Log are genrated and sent to kafka servers, Its time to build the etl consumer to transform these logs and load to psql run:
$ cd ../ConsumerETL/
$ mvn package
Run the ETL Consumer
$ java -jar target/ConsumerETL.jar
Now the log has been tarnsformed and loaded to psql Database.

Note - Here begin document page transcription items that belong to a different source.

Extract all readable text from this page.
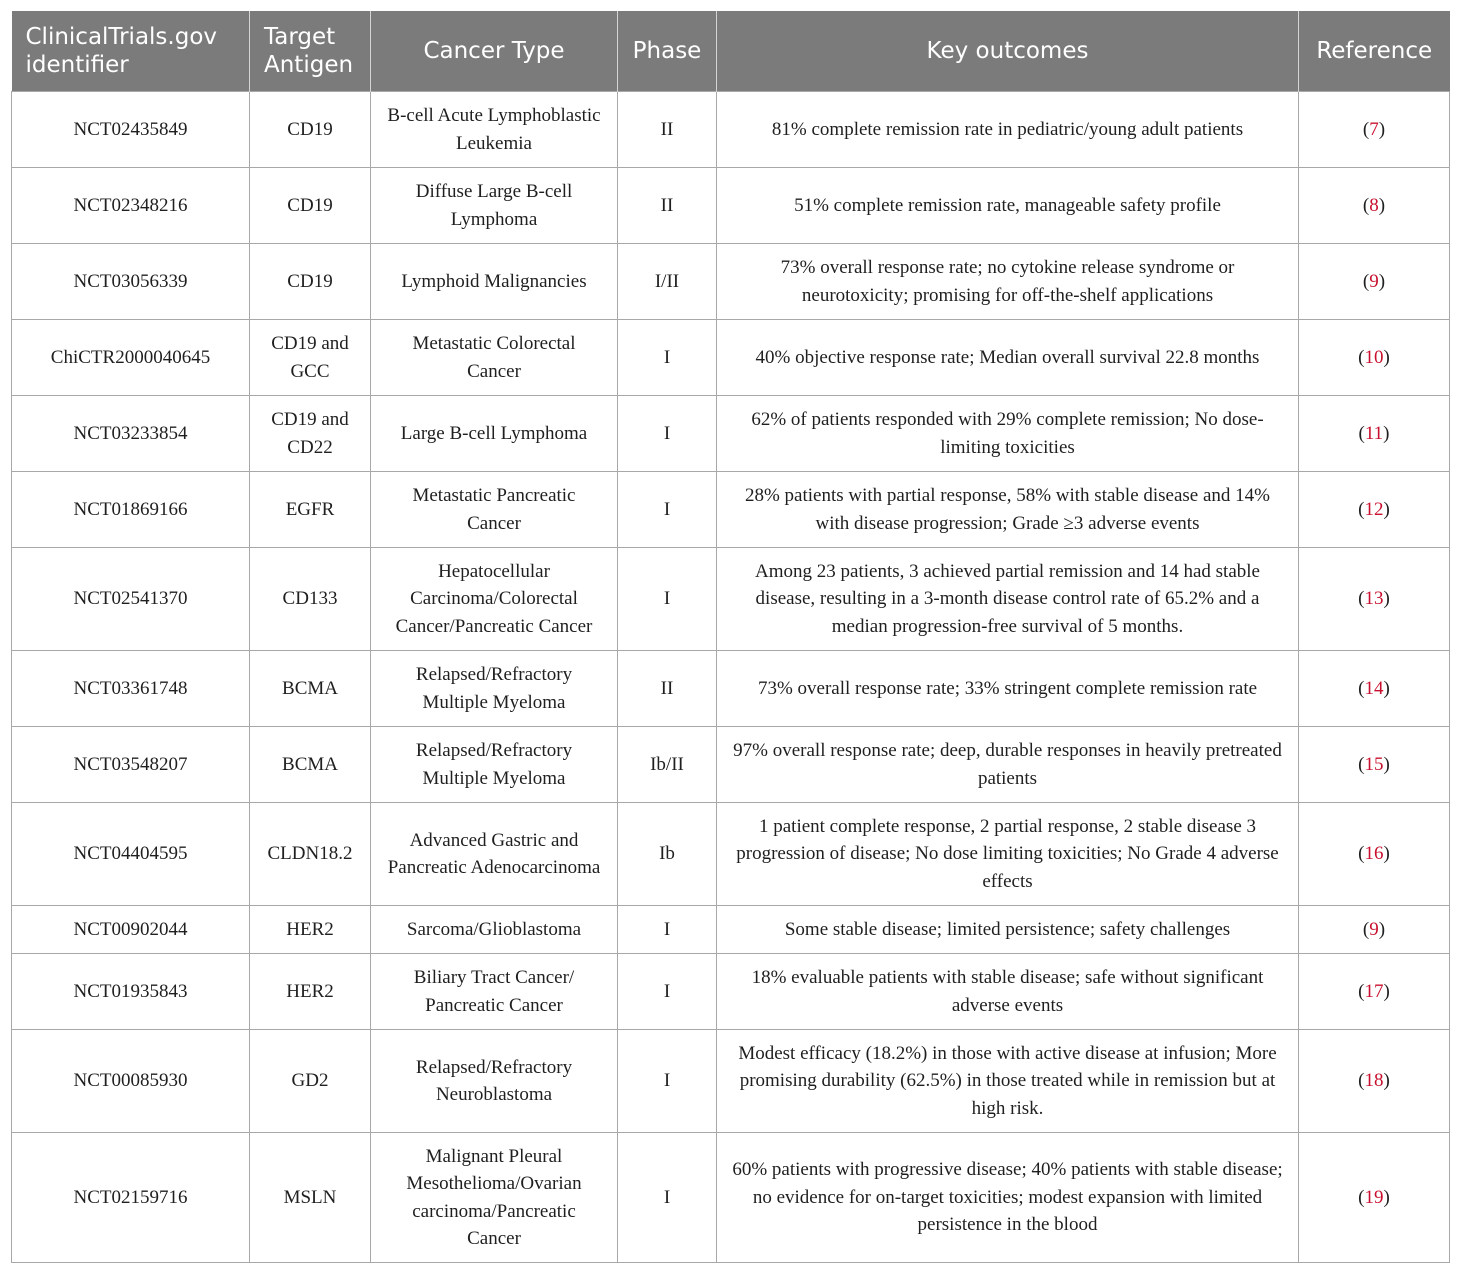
ClinicalTrials.gov identifier	Target Antigen	Cancer Type	Phase	Key outcomes	Reference
NCT02435849	CD19	B-cell Acute Lymphoblastic Leukemia	II	81% complete remission rate in pediatric/young adult patients	(7)
NCT02348216	CD19	Diffuse Large B-cell Lymphoma	II	51% complete remission rate, manageable safety profile	(8)
NCT03056339	CD19	Lymphoid Malignancies	I/II	73% overall response rate; no cytokine release syndrome or neurotoxicity; promising for off-the-shelf applications	(9)
ChiCTR2000040645	CD19 and GCC	Metastatic Colorectal Cancer	I	40% objective response rate; Median overall survival 22.8 months	(10)
NCT03233854	CD19 and CD22	Large B-cell Lymphoma	I	62% of patients responded with 29% complete remission; No dose-limiting toxicities	(11)
NCT01869166	EGFR	Metastatic Pancreatic Cancer	I	28% patients with partial response, 58% with stable disease and 14% with disease progression; Grade ≥3 adverse events	(12)
NCT02541370	CD133	Hepatocellular Carcinoma/Colorectal Cancer/Pancreatic Cancer	I	Among 23 patients, 3 achieved partial remission and 14 had stable disease, resulting in a 3-month disease control rate of 65.2% and a median progression-free survival of 5 months.	(13)
NCT03361748	BCMA	Relapsed/Refractory Multiple Myeloma	II	73% overall response rate; 33% stringent complete remission rate	(14)
NCT03548207	BCMA	Relapsed/Refractory Multiple Myeloma	Ib/II	97% overall response rate; deep, durable responses in heavily pretreated patients	(15)
NCT04404595	CLDN18.2	Advanced Gastric and Pancreatic Adenocarcinoma	Ib	1 patient complete response, 2 partial response, 2 stable disease 3 progression of disease; No dose limiting toxicities; No Grade 4 adverse effects	(16)
NCT00902044	HER2	Sarcoma/Glioblastoma	I	Some stable disease; limited persistence; safety challenges	(9)
NCT01935843	HER2	Biliary Tract Cancer/ Pancreatic Cancer	I	18% evaluable patients with stable disease; safe without significant adverse events	(17)
NCT00085930	GD2	Relapsed/Refractory Neuroblastoma	I	Modest efficacy (18.2%) in those with active disease at infusion; More promising durability (62.5%) in those treated while in remission but at high risk.	(18)
NCT02159716	MSLN	Malignant Pleural Mesothelioma/Ovarian carcinoma/Pancreatic Cancer	I	60% patients with progressive disease; 40% patients with stable disease; no evidence for on-target toxicities; modest expansion with limited persistence in the blood	(19)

Here is the activity table in Psql
equip_id | type | name | role | time | id
----------+--------+---------+-------+-------------------------+-----
1769 | login | Name0 | admin | 2018-09-15 10:45:00.906 | 0
1770 | login | Name1 | admin | 2018-09-15 10:45:01.031 | 1
1771 | login | Name2 | admin | 2018-09-15 10:45:01.032 | 2
1772 | login | Name3 | admin | 2018-09-15 10:45:01.033 | 3
.
.
.
1904 | update | Name135 | user | 2018-09-15 10:45:01.124 | 135
1905 | update | Name136 | user | 2018-09-15 10:45:01.124 | 136
1906 | update | Name137 | user | 2018-09-15 10:45:01.125 | 137
1907 | update | Name138 | user | 2018-09-15 10:45:01.126 | 138
1908 | update | Name139 | user | 2018-09-15 10:45:01.126 | 139
(140 rows)
And the login table in Psql
equip_id | name | role | time | id | age
----------+--------+-------+-------------------------+----+-----
335 | Name0 | admin | 2018-09-15 10:43:15.486 | 0 | 50
336 | Name1 | admin | 2018-09-15 10:43:15.609 | 1 | 50
337 | Name2 | admin | 2018-09-15 10:43:15.061 | 2 | 50
338 | Name3 | admin | 2018-09-15 10:43:15.061 | 3 | 50
339 | Name4 | admin | 2018-09-15 10:43:15.611 | 4 | 50
.
.
.
.
.
363 | Name28 | admin | 2018-09-15 10:43:15.627 | 28 | 50
364 | Name29 | admin | 2018-09-15 10:43:15.628 | 29 | 50
(30 rows)
After setting up the project the starting point for you, would be the class etl.transformer.Tranformer.java
public class Transformer {
...........
.....
...
..
/**
* Tranaform data in messeges and Load to psql
*
* @throws ParseException
* @throws java.text.ParseException
*/
public static void transform(String msg) throws ParseException, java.text.ParseException {
JSONParser parser = new JSONParser();
JSONObject json = (JSONObject) parser.parse(msg);
JSONObject person = (JSONObject) parser.parse(json.get("Person").toString());
...
..
.
The method Transformer.transform(msg) will be called when ever there is data avialable on kafka brokers, By using this method data transformation can be done according to the requirments.
Note:You will also need to add pojo and hibernateImpl classes in the project under the packages etl.pojo and etl.dao.psotgreImpl, respectively--According to the schemas of Database you are using.